Contents of shadow copy set ID: {. . .}
   Contained 1 shadow copies at creation time: 21/07/2021 14:58:05
      Shadow Copy ID: {. . .}
         Original Volume: (C:)\\?\Volume{. . .}\
         Shadow Copy Volume: \\?\GLOBALROOT\Device\HarddiskVolumeShadowCopy2  <--this is the directory tree where the shadow file copies can be found
         Originating Machine: W10
         Service Machine: W10
         Provider: 'Microsoft Software Shadow Copy provider 1.0'
         Type: ClientAccessibleWriters
         Attributes: Persistent, Client-accessible, No auto release, Differential, Auto recovered

What this output tells us is that copies of the registry hive files, at the moment we created the restore point/shadow copy, can be found in this shadow directory:

\\?\GLOBALROOT\Device\HarddiskVolumeShadowCopy2\Windows\System32\config

You simply take the root directory name of the shadow copy volume and add the original Windows filename to it, minus the drive letter, of course.

(In case you were wondering, the weird-looking prefix \\?\ above tells Windows to treat this as a “wide” filename, by using two bytes for each character, even though it’s written as a regular ASCII text string with one byte per character. This allows filenames up to 32KB long instead of the usual ASCII filename limit of 260 characters.)

So, let’s try the chkit program on the shadow copies of the registry hive files, instead of on the live copies that gave us SHARING_VIOLATION and then ACCESS_DENIED errors above.

Using a non-Administrator command prompt, we get:

C:\Users\duck> chkit \\?\GLOBALROOT\Device\HarddiskVolumeShadowCopy2\Windows\System32\config\SAM
Opening file [\\?\GLOBALROOT\Device\HarddiskVolumeShadowCopy2\Windows\System32\config\SAM]
Worked (handle=136)

Simply put, we were able to get access to the SAM file (and likewise to other registry hive backups in the shadow copy directory) even though [a] the system was running and [b] we didn’t have Administrator powers.

What to do?

Microsoft’s official workaround is fairly easy:

Of course, as Microsoft wryly notes, “Deleting shadow copies could impact restore operations, including the ability to restore data with third-party backup applications.

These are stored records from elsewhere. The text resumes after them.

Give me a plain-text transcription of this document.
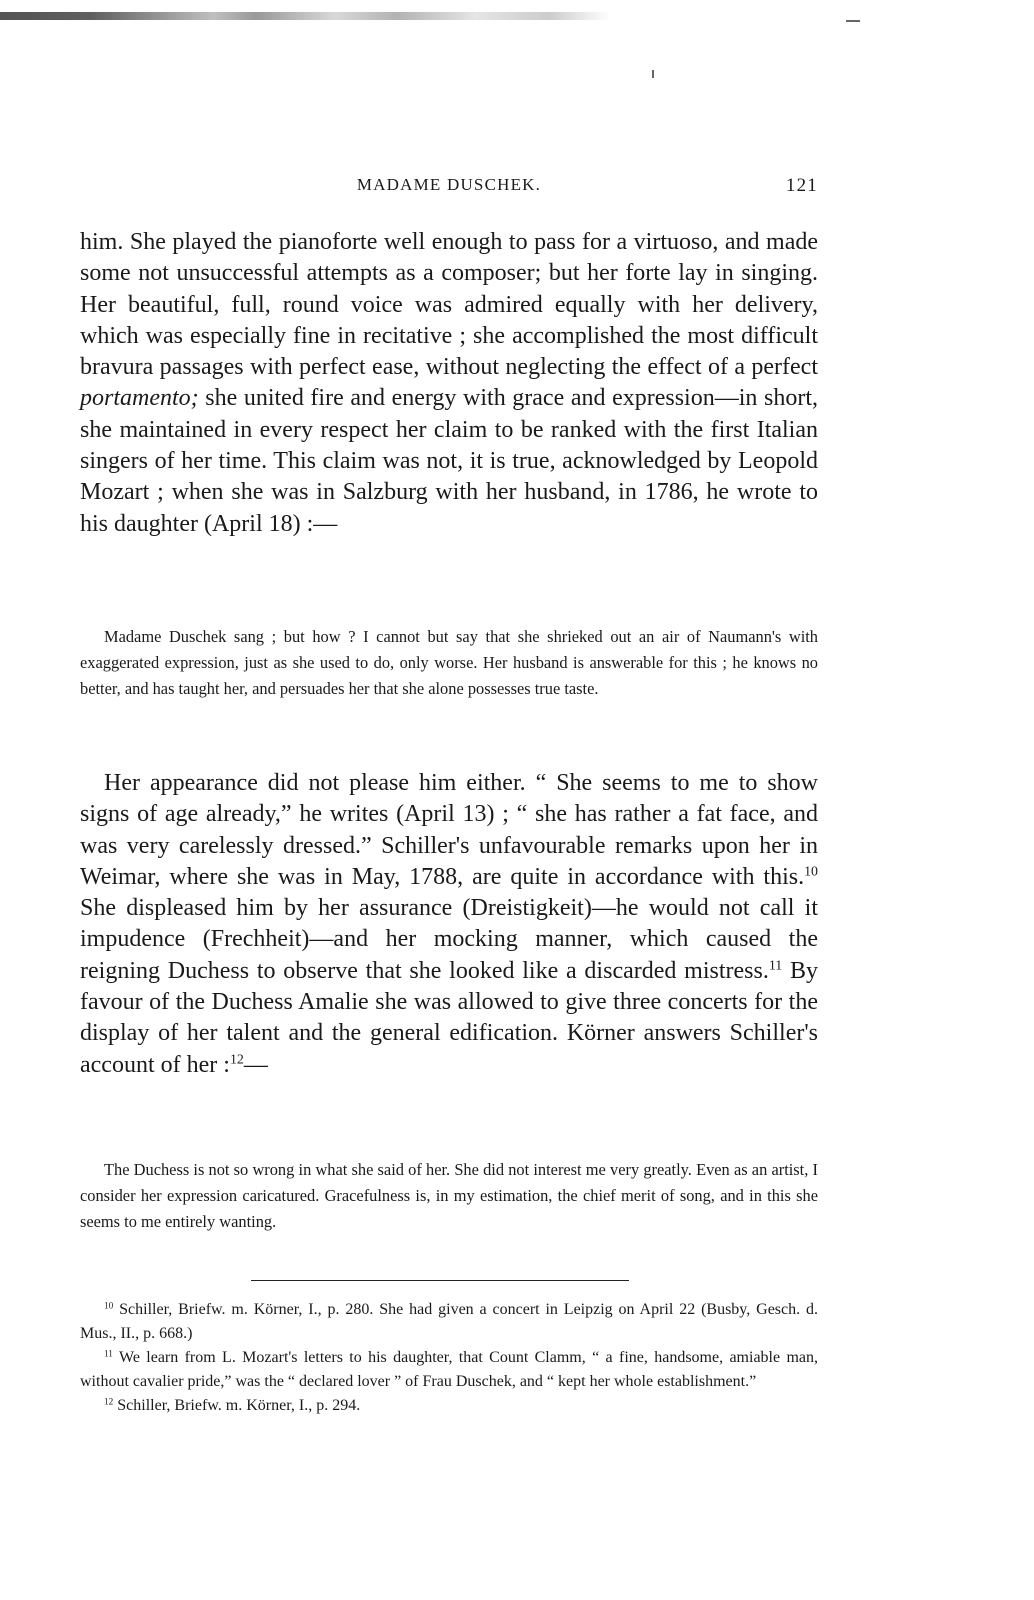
MADAME DUSCHEK.	121

him. She played the pianoforte well enough to pass for a virtuoso, and made some not unsuccessful attempts as a composer; but her forte lay in singing. Her beautiful, full, round voice was admired equally with her delivery, which was especially fine in recitative ; she accomplished the most difficult bravura passages with perfect ease, without neglecting the effect of a perfect portamento; she united fire and energy with grace and expression—in short, she maintained in every respect her claim to be ranked with the first Italian singers of her time. This claim was not, it is true, acknowledged by Leopold Mozart ; when she was in Salzburg with her husband, in 1786, he wrote to his daughter (April 18) :—

Madame Duschek sang ; but how ? I cannot but say that she shrieked out an air of Naumann's with exaggerated expression, just as she used to do, only worse. Her husband is answerable for this ; he knows no better, and has taught her, and persuades her that she alone possesses true taste.

Her appearance did not please him either. “ She seems to me to show signs of age already,” he writes (April 13) ; “ she has rather a fat face, and was very carelessly dressed.” Schiller's unfavourable remarks upon her in Weimar, where she was in May, 1788, are quite in accordance with this.$^{10}$ She displeased him by her assurance (Dreistigkeit)—he would not call it impudence (Frechheit)—and her mocking manner, which caused the reigning Duchess to observe that she looked like a discarded mistress.$^{11}$ By favour of the Duchess Amalie she was allowed to give three concerts for the display of her talent and the general edification. Körner answers Schiller's account of her :$^{12}$—

The Duchess is not so wrong in what she said of her. She did not interest me very greatly. Even as an artist, I consider her expression caricatured. Gracefulness is, in my estimation, the chief merit of song, and in this she seems to me entirely wanting.

$^{10}$ Schiller, Briefw. m. Körner, I., p. 280. She had given a concert in Leipzig on April 22 (Busby, Gesch. d. Mus., II., p. 668.)

$^{11}$ We learn from L. Mozart's letters to his daughter, that Count Clamm, “ a fine, handsome, amiable man, without cavalier pride,” was the “ declared lover ” of Frau Duschek, and “ kept her whole establishment.”

$^{12}$ Schiller, Briefw. m. Körner, I., p. 294.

That’s one reason why ransomware crooks almost always delete all your restore points just before they trash your network, to make recovery slower and harder.

In case you’re wondering, the quick way to zap all your restore points is to use the following command as an Administrator:

C:\Users\duck> vssadmin delete shadows /all
vssadmin 1.1 - Volume Shadow Copy Service administrative command-line tool
(C) Copyright 2001-2013 Microsoft Corp.

Do you really want to delete 1 shadow copies (Y/N): [N]? y

Successfully deleted 1 shadow copies.

In theory, we suspect that you could write a script or program to locate any insecure registry hive backups inside any of your shadow copy directories, and then set the ACLs on those individual files, thus leaving the rest of the restore point intact.

But we’ve not tried doing that, and we’re not sure if a restore point would still work properly if you modified its contents “unofficially” in this way, so we’re not going to recommend it.